Twice they were almost caught in brief, isolated clashes between the two factions, but in general the Royalists and Bonapartists pas
sed each other with no more than shouted insults. Whatever their political persuasions, most Frenchman were sick to death of bloodshed. Tristan suspected this general ennui would work in the emperor’s favor. Unless some persuasive leader stepped forward to rally the Royalist troops, the Corsican might well make good his boast to reach Paris in twenty days.

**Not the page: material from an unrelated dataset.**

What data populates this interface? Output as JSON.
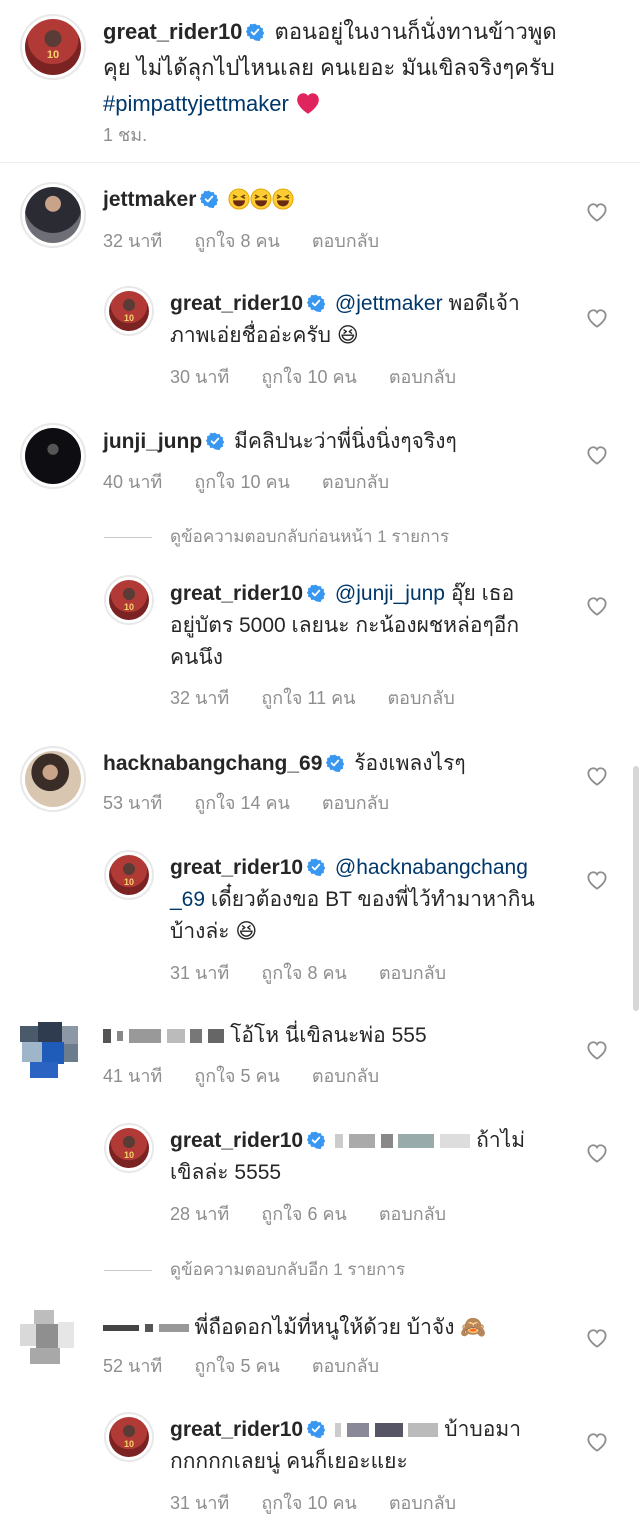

Time and again, the travelers heading south stopped him to inquire if he had come from Lyon and if the rumors were true that the city had fallen to Bonaparte without a shot. At first he was wary of these eager inquisitors, but when no one challenged his and Maddy’s disguises, he became more confident and answered their questions freely.
As luck would have it, when they finally reached the “excellent inn” he had touted, it was full to overflowing. All that was left was one small attic room usually reserved for the servants of wealthy travelers, and Tristan had to pay an exorbitant price for that. After thinking it over, he decided it would be prudent to wait until after they’d supped to inform Maddy of the nature of their sleeping accommodations.
In the meantime, his stomach was rumbling with hunger and his mouth was watering for a trencher of the inn’s delicious ragout. After seeing the horse and carriage delivered safely to the stable, he led Maddy in search of their supper.
The noise in the public room was deafening. Everyone seemed to be talking at once and the stench of stale sweat and sour wine was so overpowering when they joined the other guests at the common table, it literally took his breath away. He determinedly ignored it; nothing could kill his appetite for a hot, tasty meal after another day of dry bread and hard cheese.